This case involves an employee with two jobs who was injured, and temporarily disabled from working, while on the job for one of his employers. At issue is the interaction between two provisions of the Worker’s Disability Compensation Act, 418.101 et seq. First, the WDCA has special rules for “dual employment” situations so that an injured employee can be compensated for all lost wages. The employee’s wage loss benefit is based on a combination of the wages from both jobs. However, MCL 418.372(1)(b) provides that, if the job where the employee was injured provided 80 percent or less of the employee’s average weekly wage at the time, that employer is ultimately only liable for its portion of the employee’s weekly benefits. The Second Injury Fund – which is funded by self-insured employers and worker’s compensation insurers – is liable to pay for the remainder of “the benefits due the employee.”
Second, MCL 418.354 provides for coordinating worker’s compensation with other wage-loss benefits the employer pays the injured employee. Worker’s compensation payments must be reduced by “(b) The after-tax amount of the payments received or being received under a self-insurance plan, a wage continuation plan, or under a disability insurance policy provided by the same employer …”
Robert Smitter, a General Motors employee, also worked as a firefighter for Thornapple Township in Barry County. On May 3, 2005, while working for Thornapple, Smitter was injured; as a result, he was not able to perform either job for about six months. At that time, Smitter was earning 10.87 percent of his wages from Thornapple and 89.13 percent from General Motors. Based on his combined income, Smitter was entitled to a maximum weekly worker’s compensation payment of $689. From May 4, 2005 until November 1, 2005, the township paid Smitter weekly wage loss benefits at the maximum rate – but the township also paid him $800 per week from a “sickness and accident” policy the township had purchased. The township deliberately chose not to coordinate those benefits and so did not reduce Smitter’s worker’s compensation benefits.
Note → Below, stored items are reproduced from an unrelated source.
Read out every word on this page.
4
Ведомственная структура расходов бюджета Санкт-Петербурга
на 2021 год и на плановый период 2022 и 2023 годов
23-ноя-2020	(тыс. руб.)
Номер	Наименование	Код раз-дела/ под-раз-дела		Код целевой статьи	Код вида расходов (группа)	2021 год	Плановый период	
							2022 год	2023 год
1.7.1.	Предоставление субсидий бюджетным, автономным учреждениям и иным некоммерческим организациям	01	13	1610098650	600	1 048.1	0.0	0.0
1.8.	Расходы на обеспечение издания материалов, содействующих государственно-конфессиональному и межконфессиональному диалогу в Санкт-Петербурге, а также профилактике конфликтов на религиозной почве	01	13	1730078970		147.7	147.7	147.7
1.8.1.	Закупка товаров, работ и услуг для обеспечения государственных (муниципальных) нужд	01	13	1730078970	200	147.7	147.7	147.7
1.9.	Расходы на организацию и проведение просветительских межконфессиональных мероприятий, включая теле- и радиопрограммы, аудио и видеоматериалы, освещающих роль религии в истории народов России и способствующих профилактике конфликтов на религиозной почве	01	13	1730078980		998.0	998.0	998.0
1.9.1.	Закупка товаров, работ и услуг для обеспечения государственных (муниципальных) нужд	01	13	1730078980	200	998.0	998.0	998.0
The township sought reimbursement for the 89.13 percent portion of Smitter’s worker’s compensation – a total of $17,897.87 – from the Second Injury Fund. But the fund refused, offering $2,077.99 instead. Under MCL 418.354, the township should have coordinated the “sickness and accident” payments, the fund argued. The fund claimed that it was not obligated to reimburse benefits that the township chose to pay over and above what the WDCA requires. Under MCL 418.372(1)(b), the fund contended, it was only obliged to pay based on “the benefits due the employee” – not on the higher amount the employer was voluntarily paying.
A worker’s compensation magistrate and the Workers’ Compensation Appellate Commission both ruled in favor of the township, holding that the Second Injury Fund could not take a set-off for the amount the township chose not to coordinate. Both tribunals cited the Court of Appeals decision in Rahman v Detroit Board of Education, 245 Mich App 103 (2001). In Rahman, another dual employment case, the plaintiff received a pension from one of his two employers. The Second Injury Fund argued that the reimbursement amount it owed the employer should have been calculated after the plaintiff’s pension benefits were deducted from his total average weekly wage. But the Rahman court disagreed, holding that the choice of whether to coordinate pension benefits belonged only to the employer, not the fund, under MCL 418.354. The panel stated, “It is apparent from the language of the statute that the Legislature intended that the employer whose employment caused an injury alone may take advantage of the coordination provisions. There is no suggestion that the SIF, in a dual employment situation, may take advantage of the injury-employer’s entitlement to coordination.”
The fund appealed the WCAC’s ruling, but in an unpublished per curiam opinion, the Court of Appeals concluded that the lower tribunals were correct: The fund had to reimburse the township based on the worker’s compensation benefits the township actually paid, rather than on the coordinated amount allowed by the WDCA. The Court of Appeals rejected the fund’s argument as not just inconsistent with Rahman, but as also inconsistent with a plain reading of MCL 418.354. The reduction provided under that statute is premised on the fact that the employer is providing another benefit; the legislature intended that only the employer could take advantage of that provision. The appellate panel also rejected the fund’s argument that Rahman should not apply to this case because Rahman concerned pension payments, not disability payments as in Smitter’s case. “[B]oth types of benefits are governed by § 354(1), and the statute does not provide any reason to treat these benefits differently,” the Court of Appeals reasoned.
Moreover, even if the fund was correct that an employer is required to coordinate benefits under the statute, “the SIF has not shown that the pertinent statutes provide a basis for the SIF to reduce its reimbursement or to force an employer to coordinate benefits,” the appellate panel stated. The phrase “benefits due” in MCL 418.372(1)(b) refers to the amount the fund owes as calculated under that section – not to the amount that an employer is legally required to pay, the Court of Appeals said.
The fund appealed. In an order dated May 11, 2012, the Supreme Court granted leave to appeal.